Preoccupano gli squilibri
della spesa pubblica

Viviamo anni travagliati e al contempo di pace. In Europa quantomeno. Credere però che, siccome le armi tacciono, tutto sia diventato più facile è l’illusione dalla quale occorre preservarsi. Il benessere acquisito, la disabitudine allo sforzo e alla rinuncia, la convinzione che prima vengono i diritti e poi forse il dovere, che le regole sono fatte per essere violate, che l’interesse personale è a scapito di quello collettivo, che la rassegnazione deve fare il paio con la rilassatezza dei costumi e il desiderio di trasgressione, tutti questi sono i costi classici di una società contradditoria con grandi disparità sociali ma nel complesso sazia.

Se a questo aggiungiamo che la componente anziana tende a prevalere per un processo di invecchiamento della popolazione e un calo delle nascite il risultato è una tendenza alla conservazione degli equilibri raggiunti. La società italiana è statica e teme i cambiamenti. Una parte del mondo industriale, delle professioni, in questi anni si è mossa con energia e ha conquistato mercati internazionali ma si tratta pur sempre di una minoranza. Il vero problema è che il Nord industriale che ha tirato la carretta per tutti questi decenni non produce più il surplus necessario per garantire al Sud il trasferimento delle spese correnti in forma di assistenzialismo sociale. È noto che nel tempo l’economia sociale di mercato si è trasformata in Italia in economia assistenziale di mercato. Dal rapporto del Centro Studi e Ricerche Itinerari previdenziali emerge che nel 2015 i versamenti di contributi Inps provengono per il 63,54% da otto regioni del Nord, il 20% da quattro regioni del Centro e 16,44% da otto regioni del Sud. Una condizione che si riflette in termini di squilibrio finanziario perché le regioni meridionali usufruiscono del 24,40% delle uscite per le prestazioni. Il che vuol dire che lo Stato trasferisce al Sud mille euro per abitante contro i 474 delle regioni settentrionali. Il problema è che la forbice tra Nord e Sud in termini di produzione di ricchezza anziché ridursi è aumentata. Ma al tempo stesso anche quella del Nord è diminuita per gli effetti della crisi economica, del calo demografico, dell’aumento delle spese sociali.

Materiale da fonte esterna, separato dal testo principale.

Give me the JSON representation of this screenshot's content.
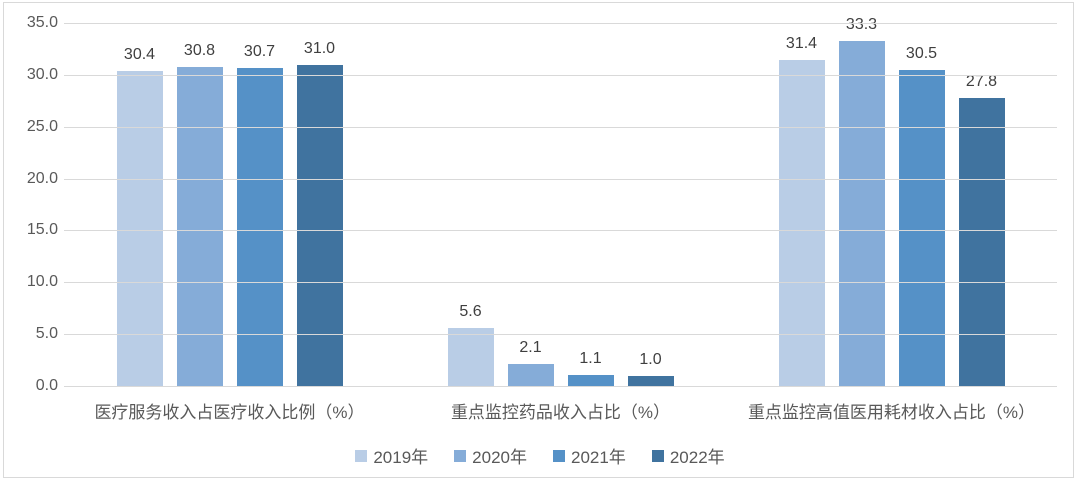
{
  "colors": {
    "background": "#ffffff",
    "frame_border": "#d9d9d9",
    "gridline": "#d9d9d9",
    "axis_text": "#595959",
    "category_text": "#595959",
    "legend_text": "#595959",
    "value_label_text": "#3f3f3f",
    "series": [
      "#b9cde6",
      "#85acd8",
      "#5591c7",
      "#40739f"
    ]
  },
  "chart_data": {
    "type": "bar",
    "title": "",
    "xlabel": "",
    "ylabel": "",
    "categories": [
      "医疗服务收入占医疗收入比例（%）",
      "重点监控药品收入占比（%）",
      "重点监控高值医用耗材收入占比（%）"
    ],
    "series": [
      {
        "name": "2019年",
        "values": [
          30.4,
          5.6,
          31.4
        ]
      },
      {
        "name": "2020年",
        "values": [
          30.8,
          2.1,
          33.3
        ]
      },
      {
        "name": "2021年",
        "values": [
          30.7,
          1.1,
          30.5
        ]
      },
      {
        "name": "2022年",
        "values": [
          31.0,
          1.0,
          27.8
        ]
      }
    ],
    "ylim": [
      0,
      35
    ],
    "ytick_step": 5,
    "ytick_labels": [
      "35.0",
      "30.0",
      "25.0",
      "20.0",
      "15.0",
      "10.0",
      "5.0",
      "0.0"
    ],
    "value_label_decimals": 1,
    "grid": true,
    "legend_position": "bottom"
  }
}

Se a questi fenomeni aggiungiamo gli sperperi e la corruzione che ancora segnano la vita pubblica del Paese, giungiamo alla facile conclusione che alla lunga sia il Nord che il Sud saranno votati al declino economico. C’è bisogno di un cambio di rotta. Per esempio ha senso che la Regione Sicilia abbia un numero di dipendenti che è il doppio di quello della Lombardia ma con la metà degli abitanti? Che i dirigenti regionali siciliani siano 1.692 mentre le 15 regioni a statuto ordinario ne hanno 1.919 ? E che dire dei 24.880 forestali e lavoratori socialmente utili? È nell’ordine delle cose che una delle isole più belle del Mediterraneo abbia un calo di turisti quando potrebbe convogliare la clientela dei concorrenti Egitto, Tunisia, Turchia colpiti da guerre e attentati. È stato così per decenni e la ricetta era sempre una: debito. Adesso non funziona più sia per i vincoli finanziari che derivano dall’appartenenza all’eurozona sia soprattutto per la scarsa competitività del Paese che fatica a tenere il passo della crescita. Ma chi ha il coraggio di dire le cose come stanno? Per far fronte al peso degli interessi calcolati, mediamente e in tempi non burrascosi, al 3% del pil occorrerebbe un avanzo di bilancio, al netto degli oneri per il debito, dall’attuale 1,7% al 3%.Sono numeri che si traducono in riduzioni di spesa parassitaria ma che tradotta nella realtà di chi vive di sussidi e di pensioni diventa un dramma umano oltre che sociale. Ecco il vero problema di un modello di sviluppo costruito sull’assistenzialismo.